Mr Reid said critical care capacity has grown from 225 beds at the outset of the pandemic, to 280 beds, with another 17 beds approved for funding in the winter plan.
In his opening statement, Mr Reid had warned “it is increasingly evident that we can expect and should therefore plan for subsequent waves” of the disease.
Amid admissions to hospital which are “definitely rising”, he said “a difficult winter season, coupled with a resurgence in Covid-19, is the worst possible scenario for our health services”.
Mr Reid told the committee even with a vaccine “the reality is that we will be dealing with Covid-19 for a long time yet”, and that behavioural and societal changes are needed to manage the pandemic.
In his opening statement, he also addressed the State’s Covid test-and-trace programme, which has been the subject of ongoing commentary since the increase in cases emerged in recent weeks.
The HSE is examining ways to bring down the turnaround time for tests, and the State compares well with other European countries – including Germany, France, Norway and Italy – when measured by the number of tests done per one million of population, he said.
“In order to speed up test notification periods we are also looking at additional equipment, robots and process methodologies to increase our domestic testing capacity and turnaround,” Mr Reid told the committee.
In the last week, the HSE completed 87,940 tests, according to Mr Reid’s opening statement, bringing the total to 1.12 million.
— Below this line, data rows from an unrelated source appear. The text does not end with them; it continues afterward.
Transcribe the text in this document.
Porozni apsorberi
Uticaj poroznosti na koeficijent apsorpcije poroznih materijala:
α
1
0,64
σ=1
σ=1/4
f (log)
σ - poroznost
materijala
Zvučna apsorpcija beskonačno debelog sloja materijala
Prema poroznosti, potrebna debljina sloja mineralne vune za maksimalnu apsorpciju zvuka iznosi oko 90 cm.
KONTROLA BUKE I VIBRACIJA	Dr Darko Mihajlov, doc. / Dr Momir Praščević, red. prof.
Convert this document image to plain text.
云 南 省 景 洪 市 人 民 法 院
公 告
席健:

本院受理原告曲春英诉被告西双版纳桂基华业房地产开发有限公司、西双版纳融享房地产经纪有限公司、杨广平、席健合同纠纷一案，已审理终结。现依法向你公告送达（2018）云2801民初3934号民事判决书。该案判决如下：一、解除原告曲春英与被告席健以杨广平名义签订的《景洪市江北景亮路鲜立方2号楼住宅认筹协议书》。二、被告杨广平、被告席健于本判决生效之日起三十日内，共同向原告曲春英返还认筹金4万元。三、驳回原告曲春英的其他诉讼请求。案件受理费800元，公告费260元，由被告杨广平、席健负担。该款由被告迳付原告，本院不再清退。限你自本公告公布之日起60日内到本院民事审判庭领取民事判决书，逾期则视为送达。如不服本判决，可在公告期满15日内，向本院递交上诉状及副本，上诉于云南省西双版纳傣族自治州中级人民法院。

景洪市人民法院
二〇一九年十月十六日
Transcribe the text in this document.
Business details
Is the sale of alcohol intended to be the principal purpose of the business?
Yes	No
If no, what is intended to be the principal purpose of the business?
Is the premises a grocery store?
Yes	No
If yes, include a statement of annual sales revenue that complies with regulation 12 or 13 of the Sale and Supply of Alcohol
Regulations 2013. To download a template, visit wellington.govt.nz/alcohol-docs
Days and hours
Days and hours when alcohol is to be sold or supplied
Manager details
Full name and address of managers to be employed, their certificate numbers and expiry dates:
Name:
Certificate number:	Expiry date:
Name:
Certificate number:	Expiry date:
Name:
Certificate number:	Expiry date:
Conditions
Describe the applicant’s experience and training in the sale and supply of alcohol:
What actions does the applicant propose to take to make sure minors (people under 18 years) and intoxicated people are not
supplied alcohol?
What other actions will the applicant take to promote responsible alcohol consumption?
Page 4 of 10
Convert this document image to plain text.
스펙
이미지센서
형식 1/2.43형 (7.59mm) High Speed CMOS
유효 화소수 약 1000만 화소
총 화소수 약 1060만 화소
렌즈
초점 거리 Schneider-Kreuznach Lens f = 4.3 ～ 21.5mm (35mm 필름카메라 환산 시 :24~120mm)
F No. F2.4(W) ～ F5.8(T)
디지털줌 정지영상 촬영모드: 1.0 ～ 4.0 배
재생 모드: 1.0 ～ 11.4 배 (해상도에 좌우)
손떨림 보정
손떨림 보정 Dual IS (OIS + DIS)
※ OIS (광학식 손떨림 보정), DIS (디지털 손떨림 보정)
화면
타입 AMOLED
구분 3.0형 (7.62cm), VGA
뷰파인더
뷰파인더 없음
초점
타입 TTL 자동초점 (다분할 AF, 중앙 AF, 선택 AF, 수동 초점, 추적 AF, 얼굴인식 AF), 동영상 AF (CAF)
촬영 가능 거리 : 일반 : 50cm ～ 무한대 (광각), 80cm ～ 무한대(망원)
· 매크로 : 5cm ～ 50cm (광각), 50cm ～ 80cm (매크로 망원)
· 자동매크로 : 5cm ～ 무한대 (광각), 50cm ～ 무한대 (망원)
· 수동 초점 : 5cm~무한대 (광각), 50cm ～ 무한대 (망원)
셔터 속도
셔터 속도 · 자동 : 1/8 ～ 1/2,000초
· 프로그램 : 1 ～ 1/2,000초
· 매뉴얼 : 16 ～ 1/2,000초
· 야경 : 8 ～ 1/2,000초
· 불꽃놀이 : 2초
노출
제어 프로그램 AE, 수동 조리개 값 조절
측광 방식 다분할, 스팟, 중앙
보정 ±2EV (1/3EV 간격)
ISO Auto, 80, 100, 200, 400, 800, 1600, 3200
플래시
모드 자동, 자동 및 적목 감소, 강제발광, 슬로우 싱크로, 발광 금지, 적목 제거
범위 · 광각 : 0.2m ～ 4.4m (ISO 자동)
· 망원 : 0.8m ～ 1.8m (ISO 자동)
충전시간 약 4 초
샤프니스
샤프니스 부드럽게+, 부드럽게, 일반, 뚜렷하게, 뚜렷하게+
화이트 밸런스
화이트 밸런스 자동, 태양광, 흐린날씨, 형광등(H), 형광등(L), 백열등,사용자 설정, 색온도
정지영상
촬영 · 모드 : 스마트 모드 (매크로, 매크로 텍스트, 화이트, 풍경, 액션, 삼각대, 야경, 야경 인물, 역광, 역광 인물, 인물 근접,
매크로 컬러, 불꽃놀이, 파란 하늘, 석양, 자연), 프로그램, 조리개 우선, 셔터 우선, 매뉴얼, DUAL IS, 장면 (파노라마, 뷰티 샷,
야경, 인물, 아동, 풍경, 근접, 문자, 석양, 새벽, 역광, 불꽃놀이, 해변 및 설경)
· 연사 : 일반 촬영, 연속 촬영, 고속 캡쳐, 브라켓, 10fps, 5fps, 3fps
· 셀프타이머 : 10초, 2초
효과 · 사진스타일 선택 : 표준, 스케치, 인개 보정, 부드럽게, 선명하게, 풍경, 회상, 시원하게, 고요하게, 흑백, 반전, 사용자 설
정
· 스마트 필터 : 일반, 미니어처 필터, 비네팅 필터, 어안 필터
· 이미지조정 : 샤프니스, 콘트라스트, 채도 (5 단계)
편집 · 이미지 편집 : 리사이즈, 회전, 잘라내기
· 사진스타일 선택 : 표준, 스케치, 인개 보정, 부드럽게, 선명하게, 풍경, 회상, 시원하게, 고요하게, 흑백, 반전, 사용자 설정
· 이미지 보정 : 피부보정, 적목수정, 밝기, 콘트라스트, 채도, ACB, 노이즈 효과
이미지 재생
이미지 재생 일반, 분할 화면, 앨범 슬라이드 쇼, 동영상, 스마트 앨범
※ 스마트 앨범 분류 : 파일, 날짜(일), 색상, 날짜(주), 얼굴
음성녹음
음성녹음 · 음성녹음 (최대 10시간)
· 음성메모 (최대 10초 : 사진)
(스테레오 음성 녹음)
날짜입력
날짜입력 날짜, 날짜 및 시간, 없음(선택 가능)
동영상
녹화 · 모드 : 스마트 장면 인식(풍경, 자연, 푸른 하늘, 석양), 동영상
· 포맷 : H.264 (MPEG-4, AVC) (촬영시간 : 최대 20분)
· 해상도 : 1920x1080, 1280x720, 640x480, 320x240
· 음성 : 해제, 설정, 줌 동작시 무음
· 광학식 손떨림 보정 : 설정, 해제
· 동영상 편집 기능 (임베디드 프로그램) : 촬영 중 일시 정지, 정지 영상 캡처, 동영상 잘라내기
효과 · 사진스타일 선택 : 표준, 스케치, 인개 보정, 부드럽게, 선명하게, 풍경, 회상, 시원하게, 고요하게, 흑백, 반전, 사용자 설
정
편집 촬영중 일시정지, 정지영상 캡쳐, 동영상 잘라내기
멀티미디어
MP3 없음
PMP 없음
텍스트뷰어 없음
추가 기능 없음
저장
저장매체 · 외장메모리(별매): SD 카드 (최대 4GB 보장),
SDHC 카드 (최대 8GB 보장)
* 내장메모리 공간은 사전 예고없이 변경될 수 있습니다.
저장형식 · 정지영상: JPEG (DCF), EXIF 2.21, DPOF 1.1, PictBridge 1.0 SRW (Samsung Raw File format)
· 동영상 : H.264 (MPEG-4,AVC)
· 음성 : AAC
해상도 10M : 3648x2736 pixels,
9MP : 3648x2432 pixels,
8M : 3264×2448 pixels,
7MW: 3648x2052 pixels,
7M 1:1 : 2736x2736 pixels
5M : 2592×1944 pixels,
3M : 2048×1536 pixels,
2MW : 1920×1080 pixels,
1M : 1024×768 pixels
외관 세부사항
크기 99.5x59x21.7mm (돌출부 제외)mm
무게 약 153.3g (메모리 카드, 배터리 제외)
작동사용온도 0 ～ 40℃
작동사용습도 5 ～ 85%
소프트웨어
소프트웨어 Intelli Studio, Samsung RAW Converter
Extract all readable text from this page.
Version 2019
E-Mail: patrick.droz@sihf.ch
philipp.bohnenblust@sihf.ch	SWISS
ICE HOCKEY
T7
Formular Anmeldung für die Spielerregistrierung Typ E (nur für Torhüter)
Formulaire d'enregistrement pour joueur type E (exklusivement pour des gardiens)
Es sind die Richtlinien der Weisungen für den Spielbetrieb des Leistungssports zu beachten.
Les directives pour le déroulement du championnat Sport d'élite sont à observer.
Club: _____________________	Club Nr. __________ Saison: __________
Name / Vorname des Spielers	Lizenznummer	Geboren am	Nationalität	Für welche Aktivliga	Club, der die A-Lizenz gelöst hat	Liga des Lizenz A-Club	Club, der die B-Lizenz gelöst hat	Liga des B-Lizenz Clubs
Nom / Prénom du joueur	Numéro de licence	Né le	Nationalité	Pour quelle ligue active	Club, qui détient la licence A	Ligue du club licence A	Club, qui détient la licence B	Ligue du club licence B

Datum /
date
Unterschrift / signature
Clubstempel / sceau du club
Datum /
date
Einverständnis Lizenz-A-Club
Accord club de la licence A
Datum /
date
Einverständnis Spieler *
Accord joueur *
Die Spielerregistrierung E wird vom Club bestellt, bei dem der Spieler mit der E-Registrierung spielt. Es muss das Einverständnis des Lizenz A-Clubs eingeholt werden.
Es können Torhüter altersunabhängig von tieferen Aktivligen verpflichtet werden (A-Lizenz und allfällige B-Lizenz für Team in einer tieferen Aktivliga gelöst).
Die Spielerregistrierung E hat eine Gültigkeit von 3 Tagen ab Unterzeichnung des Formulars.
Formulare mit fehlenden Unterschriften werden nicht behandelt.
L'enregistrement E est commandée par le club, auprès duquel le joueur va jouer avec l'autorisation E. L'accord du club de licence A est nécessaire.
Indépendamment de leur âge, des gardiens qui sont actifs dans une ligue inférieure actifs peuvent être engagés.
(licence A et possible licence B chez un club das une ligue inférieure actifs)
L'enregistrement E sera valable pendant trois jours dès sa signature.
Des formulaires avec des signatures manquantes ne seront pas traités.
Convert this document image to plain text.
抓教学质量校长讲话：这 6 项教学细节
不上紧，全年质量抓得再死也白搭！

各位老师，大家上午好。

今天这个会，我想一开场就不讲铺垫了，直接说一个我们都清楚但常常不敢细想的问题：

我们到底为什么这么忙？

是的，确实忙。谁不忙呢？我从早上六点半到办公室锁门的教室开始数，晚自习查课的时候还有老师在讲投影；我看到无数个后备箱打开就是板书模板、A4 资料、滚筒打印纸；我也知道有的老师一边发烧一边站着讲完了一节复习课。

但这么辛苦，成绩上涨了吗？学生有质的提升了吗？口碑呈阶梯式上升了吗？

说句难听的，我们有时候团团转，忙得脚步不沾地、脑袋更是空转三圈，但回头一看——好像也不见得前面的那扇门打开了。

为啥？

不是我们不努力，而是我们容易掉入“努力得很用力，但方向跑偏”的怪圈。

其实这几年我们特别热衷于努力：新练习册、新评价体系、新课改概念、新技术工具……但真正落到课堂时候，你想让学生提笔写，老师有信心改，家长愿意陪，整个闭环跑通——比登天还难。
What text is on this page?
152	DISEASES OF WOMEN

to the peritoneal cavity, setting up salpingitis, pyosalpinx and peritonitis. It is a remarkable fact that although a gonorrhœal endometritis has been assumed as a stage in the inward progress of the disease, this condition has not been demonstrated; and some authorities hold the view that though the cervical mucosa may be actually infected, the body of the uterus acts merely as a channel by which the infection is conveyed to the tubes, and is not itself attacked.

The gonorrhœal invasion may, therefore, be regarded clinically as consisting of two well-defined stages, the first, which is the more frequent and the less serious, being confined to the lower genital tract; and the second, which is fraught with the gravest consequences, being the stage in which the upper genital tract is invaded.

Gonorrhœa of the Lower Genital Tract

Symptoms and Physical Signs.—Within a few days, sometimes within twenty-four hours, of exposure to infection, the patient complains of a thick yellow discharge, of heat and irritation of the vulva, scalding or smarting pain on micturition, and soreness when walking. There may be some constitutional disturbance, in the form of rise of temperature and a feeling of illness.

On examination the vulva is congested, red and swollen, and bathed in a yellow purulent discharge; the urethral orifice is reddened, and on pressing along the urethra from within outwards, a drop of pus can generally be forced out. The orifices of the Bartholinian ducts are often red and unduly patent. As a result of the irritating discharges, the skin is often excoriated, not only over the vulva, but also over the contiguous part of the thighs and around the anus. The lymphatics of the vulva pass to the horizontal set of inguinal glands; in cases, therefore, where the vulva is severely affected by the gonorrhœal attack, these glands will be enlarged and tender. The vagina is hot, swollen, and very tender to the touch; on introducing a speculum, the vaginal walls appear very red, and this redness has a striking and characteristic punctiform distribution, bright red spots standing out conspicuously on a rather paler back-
Last week, some 15,381 contact tracing calls were completed, the highest number to date.
The committee also heard the testing capacity of the State is 100,000 per week, with “surge capacity” of 2,000 per day provided by German labs.
The first deliveries of flu vaccines started to GPs, nursing homes and pharmacists on September 17th, Mr Reid said, adding all shipments are expected to be delivered before the end of October. He said the HSE has “secured sufficient doses to vaccinate all the at-risk groups”.
Change approved by the Cabinet last month mean the vaccine is offered to a wider group of people without a charge, including children aged two to 12.